There is a very good reason why the Transistor is in Parallel to the LED in the PNP example.
Here you have a (close to) constant Current in the circuit - no matter if the LED is On or Off ...!!!
The problem with the PNP circuit, as it is, is that the threshold for lighting the LED is difficult to manage, since it depends on the transistor's Beta and the LED's on voltage.
The variable-shunt connection is perfectly adequate for definite on/off states, much less for proportionality.
 
Sorry - I should probably mention that I have used NPN's (and Logic Gates - w. a diode between) as the switch/shunt in different production designs ....
I didn't mean that it needed to be a PNP.

I also agree that this methode isn't particularly good for proportionality .... but I haven't read that this was part off the original question (not very application specific) ....

Per
 
the circuit i got now, look up, seems ok, doubt it can be anymore efficient.
It sure can. Realize that an LED is going to require at least 10mA but powering it from +12 to -12 means 24V * 0.01A = 0.24W. If you only used one half of the supply, that would be 12V * 0.01A = 0.12A. But Eurosynth usually has +5V I believe in which case you could use that instead and now power is 5V * 0.01A = 0.05W.

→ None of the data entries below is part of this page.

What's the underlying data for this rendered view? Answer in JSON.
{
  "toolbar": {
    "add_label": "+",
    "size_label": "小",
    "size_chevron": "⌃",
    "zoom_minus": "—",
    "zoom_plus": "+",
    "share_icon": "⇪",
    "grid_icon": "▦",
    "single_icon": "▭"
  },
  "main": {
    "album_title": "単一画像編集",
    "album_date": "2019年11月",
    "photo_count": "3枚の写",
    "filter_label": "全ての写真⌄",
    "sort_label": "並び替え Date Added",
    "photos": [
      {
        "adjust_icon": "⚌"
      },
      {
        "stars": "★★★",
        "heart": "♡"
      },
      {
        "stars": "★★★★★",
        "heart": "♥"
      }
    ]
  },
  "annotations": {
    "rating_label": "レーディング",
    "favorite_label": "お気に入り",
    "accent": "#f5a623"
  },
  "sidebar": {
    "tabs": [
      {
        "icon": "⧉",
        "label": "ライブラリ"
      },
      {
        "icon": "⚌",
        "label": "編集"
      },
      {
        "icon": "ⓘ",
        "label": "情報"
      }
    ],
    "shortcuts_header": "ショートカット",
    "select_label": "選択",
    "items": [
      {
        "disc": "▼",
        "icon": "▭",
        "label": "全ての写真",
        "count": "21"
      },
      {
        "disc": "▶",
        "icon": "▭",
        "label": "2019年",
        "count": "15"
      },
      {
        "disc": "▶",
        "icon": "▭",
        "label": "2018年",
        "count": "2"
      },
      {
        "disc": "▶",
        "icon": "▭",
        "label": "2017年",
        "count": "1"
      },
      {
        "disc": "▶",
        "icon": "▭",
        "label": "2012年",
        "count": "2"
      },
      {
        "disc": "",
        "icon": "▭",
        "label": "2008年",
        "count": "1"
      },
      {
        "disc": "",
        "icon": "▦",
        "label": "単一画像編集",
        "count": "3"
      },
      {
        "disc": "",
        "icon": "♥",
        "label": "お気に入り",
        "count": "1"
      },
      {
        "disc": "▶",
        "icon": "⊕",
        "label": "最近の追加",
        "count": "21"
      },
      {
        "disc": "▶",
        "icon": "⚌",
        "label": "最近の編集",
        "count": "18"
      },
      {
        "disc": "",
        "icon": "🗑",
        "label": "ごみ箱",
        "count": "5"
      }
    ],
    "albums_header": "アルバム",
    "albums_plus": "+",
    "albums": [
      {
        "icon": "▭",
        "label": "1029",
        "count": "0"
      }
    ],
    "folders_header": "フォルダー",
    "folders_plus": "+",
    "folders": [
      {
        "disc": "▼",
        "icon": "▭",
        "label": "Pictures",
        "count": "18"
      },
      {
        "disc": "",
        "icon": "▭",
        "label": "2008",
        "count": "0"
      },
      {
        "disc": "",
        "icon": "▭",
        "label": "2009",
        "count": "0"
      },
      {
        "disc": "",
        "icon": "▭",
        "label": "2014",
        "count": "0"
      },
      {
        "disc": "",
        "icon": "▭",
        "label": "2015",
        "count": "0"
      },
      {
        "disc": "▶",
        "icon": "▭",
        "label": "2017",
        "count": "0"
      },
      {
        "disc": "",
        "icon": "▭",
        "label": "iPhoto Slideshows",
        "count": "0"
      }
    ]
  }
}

Technically you could do even better than this because you could, in theory, make a DCDC converter that converted whatever voltage into just enough voltage required to power the LED which has a voltage drop between 2V and 4V. But just using 5V or a DCDC converter to make 5V from 12V (which is a very cheap part an a tiny package that makes 10's of mA) would be 0.05W which, again, is 5 times more efficient than your circuit.

Now, if you want the LED-on threshold to be near 0V, then you could use a PNP with a large emitter resistor from +12V to -12V and then drive the base of an NPN with LED and Rmax resistor from +12 to 0V. The PNP serves three purposes here:

1) The diode drop of the PNP shifts the NPN bias to compensate for it's diode drop (meaning the LED will start to turn on when the control voltage is just above 0V and not at 0.6V).
2) The PNP stage would consume very little power with it's large emitter resistor (47K would be 24V * 0.0005A = 0.012W) and the NPN LED driver would only consume power between +12 and 0V which would double the efficiency of your circuit with only one additional transistor and resistor. If 5V is available, again, much less still.
3) If Rmax is the NPN emitter resistor, it will provide feedback to yield a fairly linear voltage to current converter. This is good because LED brightness is proportional to current. With just the NPN, you will get an exponential converter which is almost certainly not what you want.

If you restated your objectives more clearly, I think you would get much better answers in this case. You would probably also benefit greatly from using LTSpice. This is precisely the sort of circuit that LTSpice will help you understand.